Украдкой взглянув на Фрейда, я убедился, что он тоже ломает голову над этой загадкой, хотя со стороны могло показаться, что он глубоко взволнован судьбой персонажа в медвежьей шкуре. Однако блеск его глаз говорил мне, что мысли его бродят очень далеко.
В ландо по дороге домой от Холмса опять ничего нельзя было добиться: он упрямо не хотел разговаривать о деле и лишь делился своими впечатлениями от представления.

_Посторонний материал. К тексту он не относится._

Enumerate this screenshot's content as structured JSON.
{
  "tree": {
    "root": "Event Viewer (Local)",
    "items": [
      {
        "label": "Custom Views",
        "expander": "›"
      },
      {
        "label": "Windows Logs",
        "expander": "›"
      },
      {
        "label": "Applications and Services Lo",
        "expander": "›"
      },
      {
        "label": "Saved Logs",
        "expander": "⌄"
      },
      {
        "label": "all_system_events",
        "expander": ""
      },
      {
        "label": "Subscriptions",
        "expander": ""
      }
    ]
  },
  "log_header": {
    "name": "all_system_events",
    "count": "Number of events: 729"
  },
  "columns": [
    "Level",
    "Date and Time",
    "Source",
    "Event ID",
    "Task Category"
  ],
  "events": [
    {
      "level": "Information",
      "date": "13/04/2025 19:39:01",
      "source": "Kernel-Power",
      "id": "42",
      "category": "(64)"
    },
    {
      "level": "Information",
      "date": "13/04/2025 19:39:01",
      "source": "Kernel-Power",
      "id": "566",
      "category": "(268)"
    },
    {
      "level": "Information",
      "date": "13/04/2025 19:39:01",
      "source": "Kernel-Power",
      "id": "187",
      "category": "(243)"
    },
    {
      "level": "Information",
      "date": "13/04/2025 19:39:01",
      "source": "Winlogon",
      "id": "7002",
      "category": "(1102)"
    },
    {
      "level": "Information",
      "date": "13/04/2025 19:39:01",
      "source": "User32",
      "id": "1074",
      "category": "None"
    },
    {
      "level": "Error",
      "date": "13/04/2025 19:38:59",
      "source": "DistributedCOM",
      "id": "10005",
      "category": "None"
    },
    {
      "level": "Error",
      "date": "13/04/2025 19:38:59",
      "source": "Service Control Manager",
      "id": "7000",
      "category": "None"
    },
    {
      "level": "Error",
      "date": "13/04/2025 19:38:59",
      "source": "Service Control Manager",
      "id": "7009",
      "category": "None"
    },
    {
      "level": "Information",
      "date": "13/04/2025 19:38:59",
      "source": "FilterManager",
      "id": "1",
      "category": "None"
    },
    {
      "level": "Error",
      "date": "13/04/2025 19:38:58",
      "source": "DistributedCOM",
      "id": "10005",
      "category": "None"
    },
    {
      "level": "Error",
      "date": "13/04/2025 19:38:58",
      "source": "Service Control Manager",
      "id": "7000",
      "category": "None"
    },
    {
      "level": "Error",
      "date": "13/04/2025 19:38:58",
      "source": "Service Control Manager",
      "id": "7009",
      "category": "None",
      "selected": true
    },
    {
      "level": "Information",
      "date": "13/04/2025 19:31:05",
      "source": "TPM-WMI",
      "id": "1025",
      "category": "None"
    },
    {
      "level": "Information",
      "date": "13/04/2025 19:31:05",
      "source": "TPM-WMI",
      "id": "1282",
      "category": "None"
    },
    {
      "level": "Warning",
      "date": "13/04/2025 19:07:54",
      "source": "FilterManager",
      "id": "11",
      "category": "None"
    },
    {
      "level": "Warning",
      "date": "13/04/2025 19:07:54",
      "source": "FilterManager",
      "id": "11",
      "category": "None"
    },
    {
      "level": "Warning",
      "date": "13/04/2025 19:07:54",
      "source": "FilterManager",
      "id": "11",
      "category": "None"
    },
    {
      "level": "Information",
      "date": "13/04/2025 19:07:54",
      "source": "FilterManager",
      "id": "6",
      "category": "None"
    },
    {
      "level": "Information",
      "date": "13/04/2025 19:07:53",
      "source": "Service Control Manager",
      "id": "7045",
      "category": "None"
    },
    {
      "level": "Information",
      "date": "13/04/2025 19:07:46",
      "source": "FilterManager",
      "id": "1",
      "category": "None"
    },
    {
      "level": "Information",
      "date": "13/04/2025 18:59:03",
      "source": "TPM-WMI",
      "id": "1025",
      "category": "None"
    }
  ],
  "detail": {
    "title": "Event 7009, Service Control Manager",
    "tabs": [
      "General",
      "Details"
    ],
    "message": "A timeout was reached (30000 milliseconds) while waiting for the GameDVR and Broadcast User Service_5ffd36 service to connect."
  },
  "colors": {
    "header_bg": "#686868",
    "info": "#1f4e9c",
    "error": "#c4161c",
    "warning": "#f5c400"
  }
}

Когда мы наконец-то оказались в кабинете на Бергассе, 19, Фрейд пожелал жене спокойной ночи, нам же предложил бренди и сигары. Я принял оба предложения , Холмс же довольствовался кусочком сахара из белой фарфоровой вазочки на кухне. Мы расположились в креслах и совсем уже собрались обсудить дальнейшие действия, как Холмс, пробормотав извинения, сказал, что скоро вернется. Когда он вышел, Фрейд нахмурился, поджав губы, и грустно посмотрел на меня.
29
Интерес, проявленный Холмсом к фон Гофмансталю, и осведомленность о его связях со Штраусом показывают, что он был в курсе новейших веяний в искусстве. Несколько десятилетий спустя эти два художника потрясут мир оперой «Кавалер роз».